1091 pages, Simon & Schuster, ISBN-13: 978-1567310214
The Story of Civilization is an 11-volume set of books by the American writers, historians and philosophers Will and Ariel Durant that focuses on a philosophical understanding of Western history that was intended for the general reader. Written over a period of more than fifty years, Volume 10: Rousseau and Revolution was originally published in 1967, and centers on Jean-Jacques Rousseau and his times (it was also the only Pulitzer Prize-winning volume of the whole series). Over the course of these 1000+ pages – one of the fattest books in the series – we learn all about the birth of the British Empire and the reign of George III, the decline of the Habsburgs and the rise of the Hohenzollerns and, consequently, the ongoing disintegration of the Holy Roman Empire, the Seven Years’ War, the history of the papacy for, although the popes had lost a great deal of their political influence, they were still major figures in the Europe of the time, and their decisions had major consequences on the course that the Roman Church would take over the next century, and so much more, besides. Not only is this a work about the European powers during this period, but, true to the title of this volume, the Durants show how the writings of Rousseau and other authors created the intellectual climate that would lead to revolution.
While The Story of Civilization has a full complement of colorful characters and deep thoughts, the persons who populate Rousseau and Revolution is truly distinctive for the broad cast of poor players that strut and fret their hour upon the stage: enlightened despots like Frederick the Great of Prussia, Catherine the Great of Russia and Joseph II of Austria; economists like Adam Smith, historians like Edward Gibbon and political theorists like Edmund Burke (and Jean-Jacques Rousseau, naturally); philosophers like Immanuel Kant, Giambattista Vico and Cesare Beccaria (and, again, Rousseau); writers like Johann Wolfgang von Goethe and Friedrich Schiller (and Rousseau, once again); composers like Wolfgang Amadeus Mozart, Franz Joseph Haydn and Christoph Willibald Gluck (and, you guessed it, Jean-Jacques); and artists like Canaletto, Francisco Goya, Jean-Antoine Houdon and Giovanni Battista Tiepolo (but not, this time, you-know-who). This is some cast, no doubt, but in spite of all of these geniuses bouncing about, Rousseau and Revolution is a real joy to read, covering such disparate topics with ease and style; it is almost as if the Durants had written a kind of gestalt biography in which all of these great thinkers’ lives were somehow interconnected (in many ways, they were).

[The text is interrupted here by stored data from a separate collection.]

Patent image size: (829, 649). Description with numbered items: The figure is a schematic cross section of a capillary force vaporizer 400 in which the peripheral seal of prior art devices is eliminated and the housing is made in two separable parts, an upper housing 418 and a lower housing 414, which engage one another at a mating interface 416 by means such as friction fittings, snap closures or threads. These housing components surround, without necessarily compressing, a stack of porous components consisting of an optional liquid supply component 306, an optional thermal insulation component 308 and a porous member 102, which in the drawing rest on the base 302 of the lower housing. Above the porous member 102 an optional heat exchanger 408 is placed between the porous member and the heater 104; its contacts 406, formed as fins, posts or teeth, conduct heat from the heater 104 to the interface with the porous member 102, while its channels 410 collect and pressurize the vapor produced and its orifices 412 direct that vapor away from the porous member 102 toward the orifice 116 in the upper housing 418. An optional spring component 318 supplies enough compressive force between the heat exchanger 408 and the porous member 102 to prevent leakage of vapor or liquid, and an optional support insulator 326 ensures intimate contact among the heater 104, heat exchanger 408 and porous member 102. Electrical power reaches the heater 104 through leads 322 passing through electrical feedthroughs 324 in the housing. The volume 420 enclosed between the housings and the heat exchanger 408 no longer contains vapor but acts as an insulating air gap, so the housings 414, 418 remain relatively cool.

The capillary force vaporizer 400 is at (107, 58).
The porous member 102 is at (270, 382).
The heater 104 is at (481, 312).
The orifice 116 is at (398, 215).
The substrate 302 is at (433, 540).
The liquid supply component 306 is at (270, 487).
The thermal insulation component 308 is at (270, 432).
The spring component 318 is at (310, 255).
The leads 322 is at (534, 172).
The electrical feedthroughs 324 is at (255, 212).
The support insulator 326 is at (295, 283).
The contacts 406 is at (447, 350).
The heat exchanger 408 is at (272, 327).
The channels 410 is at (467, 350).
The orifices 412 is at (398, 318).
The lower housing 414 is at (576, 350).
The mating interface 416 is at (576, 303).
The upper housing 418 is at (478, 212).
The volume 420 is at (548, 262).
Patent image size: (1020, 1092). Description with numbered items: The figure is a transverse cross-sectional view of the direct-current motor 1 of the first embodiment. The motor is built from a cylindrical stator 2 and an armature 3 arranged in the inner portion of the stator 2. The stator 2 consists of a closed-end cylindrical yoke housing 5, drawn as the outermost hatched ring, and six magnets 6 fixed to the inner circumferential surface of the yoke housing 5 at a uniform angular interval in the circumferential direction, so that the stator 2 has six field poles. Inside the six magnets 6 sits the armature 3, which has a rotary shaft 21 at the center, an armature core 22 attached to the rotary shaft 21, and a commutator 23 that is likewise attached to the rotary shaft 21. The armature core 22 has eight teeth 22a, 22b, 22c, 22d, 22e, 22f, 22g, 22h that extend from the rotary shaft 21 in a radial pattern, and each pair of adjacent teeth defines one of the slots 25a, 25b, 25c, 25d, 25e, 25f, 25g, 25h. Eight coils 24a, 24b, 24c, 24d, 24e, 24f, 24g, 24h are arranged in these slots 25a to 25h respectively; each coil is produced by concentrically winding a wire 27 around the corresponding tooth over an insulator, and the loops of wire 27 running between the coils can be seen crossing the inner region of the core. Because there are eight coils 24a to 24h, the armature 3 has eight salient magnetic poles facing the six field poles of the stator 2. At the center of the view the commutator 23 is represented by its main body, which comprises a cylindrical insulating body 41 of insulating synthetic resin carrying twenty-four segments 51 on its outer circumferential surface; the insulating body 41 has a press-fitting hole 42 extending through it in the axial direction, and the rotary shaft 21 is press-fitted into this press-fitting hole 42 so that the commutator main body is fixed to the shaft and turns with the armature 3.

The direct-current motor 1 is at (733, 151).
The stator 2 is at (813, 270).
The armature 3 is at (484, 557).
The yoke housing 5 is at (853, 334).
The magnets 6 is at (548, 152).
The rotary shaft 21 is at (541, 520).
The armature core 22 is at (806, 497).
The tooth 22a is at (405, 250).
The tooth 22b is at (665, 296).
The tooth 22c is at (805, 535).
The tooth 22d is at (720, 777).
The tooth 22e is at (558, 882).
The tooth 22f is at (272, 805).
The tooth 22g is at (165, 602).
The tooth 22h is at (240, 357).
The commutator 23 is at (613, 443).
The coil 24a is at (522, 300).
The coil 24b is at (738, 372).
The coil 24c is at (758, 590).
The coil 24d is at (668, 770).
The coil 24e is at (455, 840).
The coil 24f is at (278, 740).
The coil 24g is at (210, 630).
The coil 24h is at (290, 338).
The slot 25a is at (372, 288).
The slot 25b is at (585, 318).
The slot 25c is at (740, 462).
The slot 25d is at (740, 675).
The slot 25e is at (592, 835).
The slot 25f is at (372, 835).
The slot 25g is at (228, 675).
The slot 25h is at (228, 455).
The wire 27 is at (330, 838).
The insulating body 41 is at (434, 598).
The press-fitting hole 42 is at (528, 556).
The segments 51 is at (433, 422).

But it is Rousseau that is the cement that keeps this work from tumbling over, Rousseau and his hypothetical “State of Nature” in which there must have been a time before organized societies existed and in which Man lived in Peace and Harmony and that people were neither good nor bad, but were born as a Tabula rasa – a blank slate – and that artificial societies and the environment corrupted the purity of Mankind (a kind of secular version of Man’s expulsion from the Garden of Eden and a state of innocence). In Rousseau's state of nature, people did not know each other enough to come into serious conflict and they did have normal values. The modern society, and the ownership it entails, is blamed for the disruption of the state of nature which Rousseau sees as true freedom:
Hence although men had become less forbearing, and although natural pity had already undergone some alteration, this period of the development of human faculties, maintaining a middle position between the indolence of our primitive state and the petulant activity of our egocentrism, must have been the happiest and most durable epoch. The more one reflects on it, the more one finds that this state was the least subject to upheavals and the best for man, and that he must have left it only by virtue of some fatal chance happening that, for the common good, ought never to have happened. The example of savages, almost all of whom have been found in this state, seems to confirm that the human race had been made to remain in it always; that this state is the veritable youth of the world; and that all the subsequent progress has been in appearance so many steps toward the perfection of the individual, and in fact toward the decay of the species.
We have Rousseau to think for the modern-day Environmentalist Crusades and their desire to see Man reduced in his circumstances, who think that more that Man has deviated from the state of nature the worse he has become. Espousing the belief that all degenerates in the hands of Mankind, Rousseau taught that men would be free, wise and good in the state of nature and that instinct and emotion, when not distorted by the unnatural limitations of civilization, are nature’s voices and instructions to the good life; Rousseau’s “Noble Savage” stands in direct opposition to the man of culture. The modern-day Left has run with this idea, seeing the modern world in general – and the West in particular – as inherently bad and in need of correction, if not destruction. In Rousseau’s work one finds the foundations of socialism and can see the mass of contradictions and fallacies underlying this morally bankrupt ideology, unobstructed by the clever rhetorical devices of modern collectivists. The principles espoused by Rousseau haunt us even today and, until they are finally faced, the specter of tyranny will continue to hang like a pall over the Western conscience.